Creating a village economy presents a “chicken and egg” situation. We need Villagers to provide a market for a village economy, and we need a village economy to attract Villagers. We have the resources on site now to provide a Business Care Centre which can offer a range of supports to Village entrepreneurs (business planning, accounting and administration, etc). We need more people with an entrepreneurial spirit willing to set up a livelihood for themselves and possibly employment for other Villagers.
Another challenge is finding other like-minded people who are prepared to be the early settlers in this sort of experiment, and letting them know about the opportunities here. We are not just another community with a few “eco” features. We are very serious about meeting the challenges of climate change and energy descent, and are still seeking the critical mass of people to make a worthy demonstration to share with others.
And because we are different, we have what seems to be the inevitable neighbour who causes grief simply because we are different. While we have been able to overcome all the obstacles he creates, it takes time and money to simply be able to do what we are allowed to by right.
The even more interesting and serious challenge is the “two paradigms” problem.
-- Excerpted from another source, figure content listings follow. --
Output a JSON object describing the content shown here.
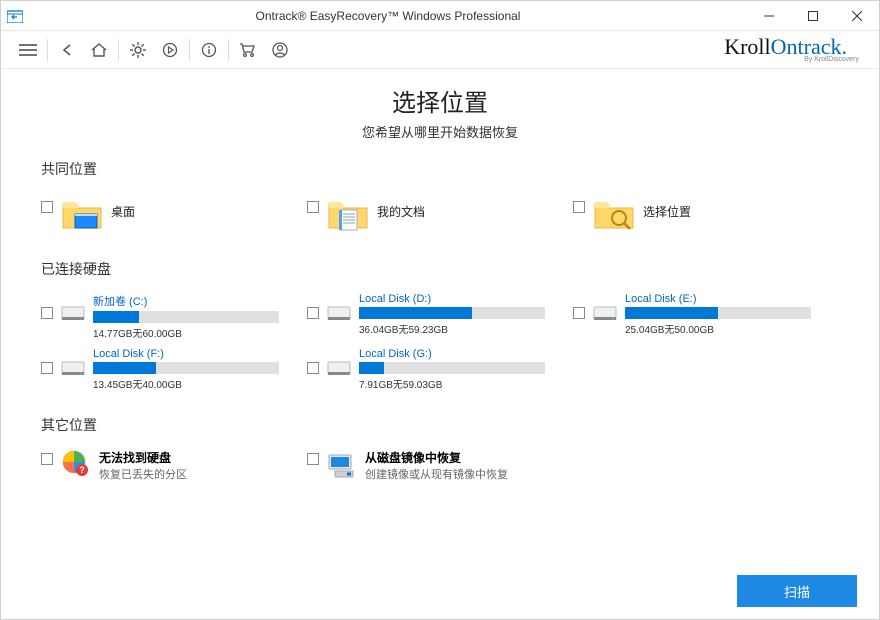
{
  "window": {
    "title": "Ontrack® EasyRecovery™ Windows Professional"
  },
  "brand": {
    "part1": "Kroll",
    "part2": "Ontrack",
    "sub": "By KrollDiscovery"
  },
  "page": {
    "title": "选择位置",
    "subtitle": "您希望从哪里开始数据恢复"
  },
  "sections": {
    "common": "共同位置",
    "disks": "已连接硬盘",
    "other": "其它位置"
  },
  "common_locations": [
    {
      "label": "桌面",
      "icon": "desktop"
    },
    {
      "label": "我的文档",
      "icon": "documents"
    },
    {
      "label": "选择位置",
      "icon": "browse"
    }
  ],
  "disks": [
    {
      "name": "新加卷 (C:)",
      "used": 14.77,
      "total": 60.0,
      "info": "14.77GB无60.00GB"
    },
    {
      "name": "Local Disk (D:)",
      "used": 36.04,
      "total": 59.23,
      "info": "36.04GB无59.23GB"
    },
    {
      "name": "Local Disk (E:)",
      "used": 25.04,
      "total": 50.0,
      "info": "25.04GB无50.00GB"
    },
    {
      "name": "Local Disk (F:)",
      "used": 13.45,
      "total": 40.0,
      "info": "13.45GB无40.00GB"
    },
    {
      "name": "Local Disk (G:)",
      "used": 7.91,
      "total": 59.03,
      "info": "7.91GB无59.03GB"
    }
  ],
  "other": [
    {
      "title": "无法找到硬盘",
      "sub": "恢复已丢失的分区",
      "icon": "lost"
    },
    {
      "title": "从磁盘镜像中恢复",
      "sub": "创建镜像或从现有镜像中恢复",
      "icon": "image"
    }
  ],
  "footer": {
    "scan": "扫描"
  },
  "colors": {
    "accent": "#0078d7",
    "link": "#0066cc",
    "brand2": "#0066b3"
  }
}
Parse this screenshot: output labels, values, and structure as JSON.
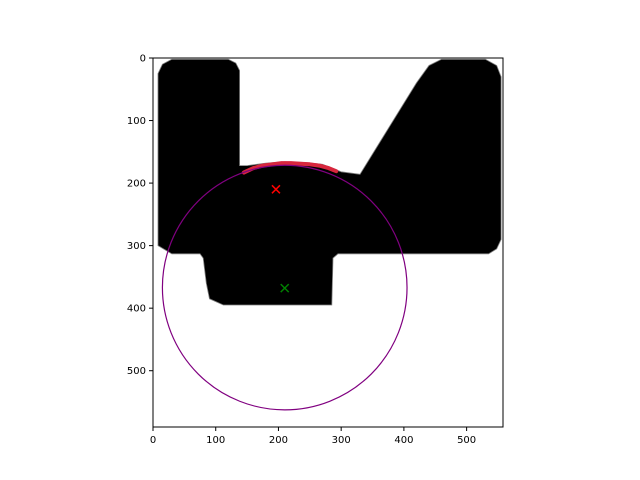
{
  "chart_data": {
    "type": "image-overlay",
    "title": "",
    "xlabel": "",
    "ylabel": "",
    "xlim": [
      0,
      558
    ],
    "ylim": [
      590,
      0
    ],
    "x_ticks": [
      0,
      100,
      200,
      300,
      400,
      500
    ],
    "y_ticks": [
      0,
      100,
      200,
      300,
      400,
      500
    ],
    "x_tick_labels": [
      "0",
      "100",
      "200",
      "300",
      "400",
      "500"
    ],
    "y_tick_labels": [
      "0",
      "100",
      "200",
      "300",
      "400",
      "500"
    ],
    "grid": false,
    "mask": {
      "description_color": "#000000",
      "polygon": [
        [
          8,
          25
        ],
        [
          15,
          10
        ],
        [
          30,
          2
        ],
        [
          120,
          2
        ],
        [
          132,
          8
        ],
        [
          138,
          20
        ],
        [
          138,
          172
        ],
        [
          150,
          172
        ],
        [
          180,
          168
        ],
        [
          210,
          166
        ],
        [
          240,
          167
        ],
        [
          270,
          170
        ],
        [
          300,
          182
        ],
        [
          330,
          186
        ],
        [
          420,
          40
        ],
        [
          440,
          12
        ],
        [
          460,
          2
        ],
        [
          530,
          2
        ],
        [
          548,
          12
        ],
        [
          555,
          30
        ],
        [
          555,
          290
        ],
        [
          548,
          305
        ],
        [
          535,
          313
        ],
        [
          295,
          313
        ],
        [
          287,
          320
        ],
        [
          285,
          395
        ],
        [
          112,
          395
        ],
        [
          90,
          385
        ],
        [
          85,
          360
        ],
        [
          80,
          320
        ],
        [
          75,
          313
        ],
        [
          30,
          313
        ],
        [
          8,
          300
        ]
      ],
      "outline_color": "#7f7f7f"
    },
    "red_arc": {
      "color": "#d7263d",
      "points": [
        [
          145,
          183
        ],
        [
          160,
          176
        ],
        [
          175,
          172
        ],
        [
          190,
          170
        ],
        [
          205,
          168
        ],
        [
          220,
          168
        ],
        [
          235,
          169
        ],
        [
          250,
          170
        ],
        [
          265,
          172
        ],
        [
          280,
          176
        ],
        [
          292,
          181
        ]
      ]
    },
    "circle": {
      "center": [
        210,
        367
      ],
      "radius": 195,
      "color": "#800080"
    },
    "markers": [
      {
        "name": "red-x",
        "x": 196,
        "y": 210,
        "color": "#ff0000",
        "symbol": "x"
      },
      {
        "name": "green-x",
        "x": 210,
        "y": 368,
        "color": "#008000",
        "symbol": "x"
      }
    ]
  }
}
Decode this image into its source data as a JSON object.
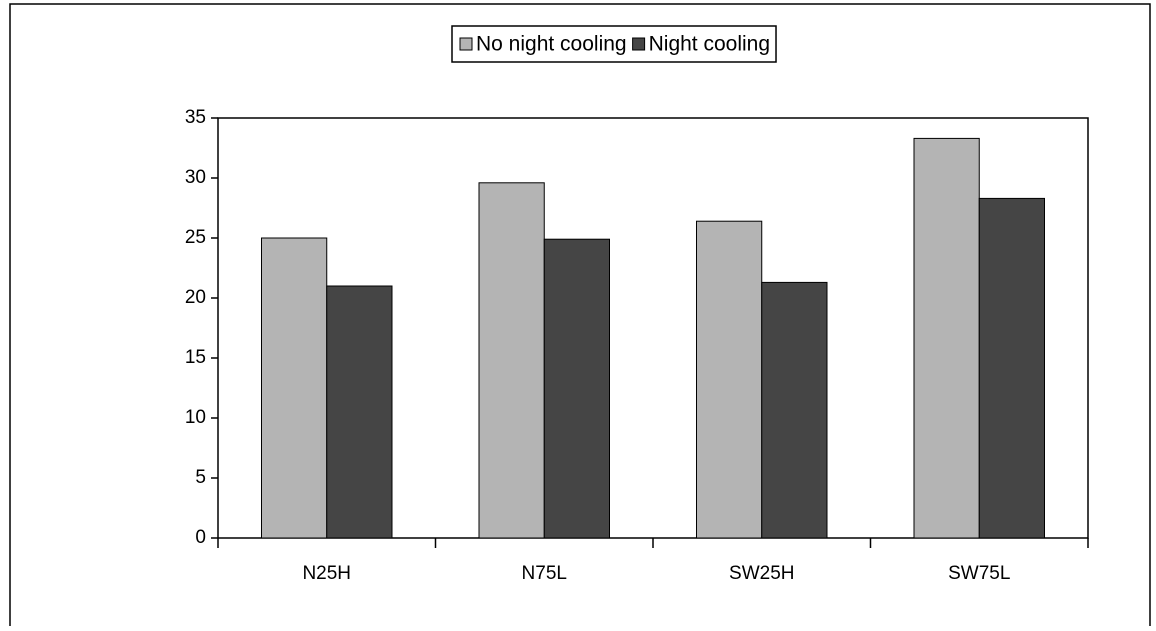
{
  "chart_data": {
    "type": "bar",
    "categories": [
      "N25H",
      "N75L",
      "SW25H",
      "SW75L"
    ],
    "series": [
      {
        "name": "No night cooling",
        "color": "#b4b4b4",
        "values": [
          25,
          29.6,
          26.4,
          33.3
        ]
      },
      {
        "name": "Night cooling",
        "color": "#454545",
        "values": [
          21,
          24.9,
          21.3,
          28.3
        ]
      }
    ],
    "ylim": [
      0,
      35
    ],
    "yticks": [
      0,
      5,
      10,
      15,
      20,
      25,
      30,
      35
    ],
    "legend": "top"
  }
}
We are striving for a resilient community, but daily must interact with a range of institutions that are unsustainable. There are many paradoxes in this process. We use heavy equipment to reshape the land so it can more easily provide abundance and low-energy living in the future. We deal with banks who supply debt-based finance that we know is a major impediment to an ecologically sustainable economy. While we strive to use only simple, easily-repaired and -maintained technologies for anything related to our basic needs, we use sophisticated transition technologies like photovoltaic panels that reduce our self-reliance, and in full knowledge that electricity as we currently use it is likely unsustainable in the long term.
We are not going to pretend that we have yet created a resilient community, despite our serious efforts. But we have taken large steps in that direction, and perhaps more importantly, have established a community that will continue striving and learning how to do it better. We have many visitors, and as an engineer from Queensland recently commented, we are “light years ahead of any other experiment of this sort anywhere.” As long-time readers of Energy Bulletin and, we know there are many folks out there struggling with many of the same issues, and we would welcome opportunities for sharing what we learn as we proceed on this merry chase.
KW: One final question, Jack and Jo, what are the key questions you invite potential Villagers to consider before moving here?
J&J: Well, on our website we have addressed that very question!
KW: Thank you so much for the hospitality and the tour, and all your good work. This is such a beautiful, inspiring place.
J&J: Thanks for your visit; it’s been great having you here.